17. Select the SSL URL and copy it
18. Go back to Solution Explorer and right click on the project name then select properties
19. On the Properties tab select the “Web” heading on the left
20. Paste the URL you copied into the “Project URL” textbox
21. NOTE: Here's one of the places you need to deviate from Rick's first tutorial
22. You want to set up HTTPS for your entire site, not on a controller or method basis!
23. As of January of 2017 Google now ranks HTTP sites lower in search results than HTTPS ones!
24. For this you can hop over to another of Rick's Tutorials at Create an ASP.NET MVC app with auth and SQL DB and deploy to Azure App Service.
25. You don't need to read this entire tutorial. The link takes you to the right section.
26. The heading is Protect the Application with SSL and the Authorize Attribute
27. The important part is adding the two new filters:
28. Go to your App_Start/FilterConfig.cs file and add these filters:

  filters.Add(new System.Web.Mvc.AuthorizeAttribute());
  filters.Add(new RequireHttpsAttribute());

    2.  Now you need to set controllers and methods you *don't* want to require logins for
    3.  On those just add the following attribute:

  [AllowAnonymous]
  public ActionResult Index()
  {
    return View();
  }

8. At this point go back to the original tutorial
9. Skip through his section on starting up the browser and accepting any SSL related messages
10. Here is the biggest outdated section.
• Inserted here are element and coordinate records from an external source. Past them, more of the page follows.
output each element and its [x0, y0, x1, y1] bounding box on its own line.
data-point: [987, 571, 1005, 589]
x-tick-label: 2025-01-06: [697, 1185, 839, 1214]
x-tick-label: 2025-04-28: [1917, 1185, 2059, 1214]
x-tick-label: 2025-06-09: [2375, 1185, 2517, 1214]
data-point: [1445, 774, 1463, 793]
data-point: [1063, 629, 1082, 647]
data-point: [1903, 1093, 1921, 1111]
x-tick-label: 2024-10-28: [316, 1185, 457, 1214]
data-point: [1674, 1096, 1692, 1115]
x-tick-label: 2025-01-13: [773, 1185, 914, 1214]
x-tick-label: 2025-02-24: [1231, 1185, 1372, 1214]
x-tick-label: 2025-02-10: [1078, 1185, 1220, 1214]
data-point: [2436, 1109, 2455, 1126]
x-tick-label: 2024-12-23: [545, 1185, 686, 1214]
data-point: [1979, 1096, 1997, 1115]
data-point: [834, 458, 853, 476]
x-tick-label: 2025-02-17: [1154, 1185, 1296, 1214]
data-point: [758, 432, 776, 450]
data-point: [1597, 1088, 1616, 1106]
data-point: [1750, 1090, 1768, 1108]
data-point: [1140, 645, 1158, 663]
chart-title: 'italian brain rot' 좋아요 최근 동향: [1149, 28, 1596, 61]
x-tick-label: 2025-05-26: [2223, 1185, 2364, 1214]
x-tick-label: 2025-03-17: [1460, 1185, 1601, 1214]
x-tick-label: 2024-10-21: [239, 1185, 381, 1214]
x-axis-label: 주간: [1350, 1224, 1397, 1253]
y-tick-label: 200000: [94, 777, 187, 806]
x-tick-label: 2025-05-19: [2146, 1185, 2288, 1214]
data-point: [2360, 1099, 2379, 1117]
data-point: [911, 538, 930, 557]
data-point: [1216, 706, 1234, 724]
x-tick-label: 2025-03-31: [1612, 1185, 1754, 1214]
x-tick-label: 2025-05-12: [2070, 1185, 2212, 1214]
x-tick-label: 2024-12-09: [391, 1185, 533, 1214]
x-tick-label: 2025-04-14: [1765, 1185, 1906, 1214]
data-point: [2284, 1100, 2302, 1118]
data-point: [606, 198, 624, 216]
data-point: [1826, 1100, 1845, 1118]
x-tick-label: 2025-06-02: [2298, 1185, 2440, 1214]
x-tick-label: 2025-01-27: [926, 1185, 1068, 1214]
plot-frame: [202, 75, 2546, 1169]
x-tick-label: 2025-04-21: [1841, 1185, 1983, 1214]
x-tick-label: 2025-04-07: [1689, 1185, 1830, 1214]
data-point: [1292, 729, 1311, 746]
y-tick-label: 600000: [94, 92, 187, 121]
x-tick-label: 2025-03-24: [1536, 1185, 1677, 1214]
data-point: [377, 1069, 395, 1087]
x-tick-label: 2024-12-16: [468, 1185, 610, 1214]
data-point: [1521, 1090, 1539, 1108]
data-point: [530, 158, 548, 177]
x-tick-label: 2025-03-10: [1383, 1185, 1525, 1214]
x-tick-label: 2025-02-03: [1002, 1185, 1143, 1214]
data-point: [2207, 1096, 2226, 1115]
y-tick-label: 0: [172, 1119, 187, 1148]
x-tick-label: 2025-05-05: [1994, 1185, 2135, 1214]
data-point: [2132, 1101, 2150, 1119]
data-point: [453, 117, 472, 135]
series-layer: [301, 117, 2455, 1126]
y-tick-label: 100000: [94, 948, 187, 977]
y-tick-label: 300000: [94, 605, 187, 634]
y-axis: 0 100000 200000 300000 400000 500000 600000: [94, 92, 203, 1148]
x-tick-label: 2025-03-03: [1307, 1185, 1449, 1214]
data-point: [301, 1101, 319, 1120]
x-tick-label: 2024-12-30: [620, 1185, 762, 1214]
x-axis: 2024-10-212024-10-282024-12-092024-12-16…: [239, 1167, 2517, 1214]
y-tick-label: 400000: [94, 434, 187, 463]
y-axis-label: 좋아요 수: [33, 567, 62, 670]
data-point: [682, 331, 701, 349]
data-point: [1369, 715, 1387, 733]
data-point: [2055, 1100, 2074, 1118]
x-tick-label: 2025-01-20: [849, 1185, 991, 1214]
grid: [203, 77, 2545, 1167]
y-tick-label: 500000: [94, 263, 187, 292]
Creating a Google app for OAuth 2 and connecting the app to the project
11. It was fine when he wrote it, but Google has changed their process
12. For this process you can read an article Rick wrote along with a couple of other authors called Configuring Google authentication.
13. Remember this tutorial is for the new ASP.NET Core version, so STOP after the Google Developer Console section!
14. You will:
15. Login on to the Google Developers Console
16. Look for the word “Project” with a down arrow next to it in the upper left of the title bar
17. Click the word Project
18. Select Create Project
19. Enter a project name (can be whatever you like)
20. On the Library page look for the Google+ Social APIs section
21. Select the “Goole+ API” link
22. Click “Enable” up at the top of the page
23. Click the Create Credentials button
24. In the drop box labeled Where will you be calling the API from select “Web Server (e.g. node.js, Tomcat)”
25. Now you will click the “What Credentials do I need?” button
26. Go back to get the HTTPS URL you saved in Visual Studio (select project name then click F4)
27. Paste this into the two text boxes
28. In the Authorized JavaScript Origins box, remove the trailing slash
29. In the Authorized redirect URIs, add “/signin-google”
30. Click the Create client ID button
31. Enter your email address and product name (you may not want to use your personal email address, so you can create a second one)
32. Click Continue
33. I don't download the JSON file as Rick suggests, but instead click “I'll do this later”
34. On the list you see click the little pencil icon
35. Copy the Client ID and Secret and store them in a text file somewhere on your computer
36. IMPORTANT If you are using MVC 5 (not Core), STOP HERE
37. The rest of these instructions are for Core only
38. They won't work in MVC 5
39. Back in Rick's original article in the “Creating a Google app for OAuth 2 and connecting the app to the project”
40. Skip down to the section that starts “Copy and paste the AppId and App Secret” (currently it is step 7)
41. Go to the App_Start folder and the Startup.Auth.cs file
42. Scroll to the bottom of the file
43. Uncomment the section that has the Google authentication bits
44. Paste in your Google client id and secret you put into a text file

Done!

Now you should be able to fire up the project and log in with your Google account!

Important Point!

Rick's example and the default Startup.Auth.cs file lead you to do something a bit dangerous…

You don't want to store your secrets in your code!

What you want to do is put those values in your AppSettings and then store them in a file outside your project.

The reason is so you don't put your secrets into source control.

I'll write up another post to cover how to do that.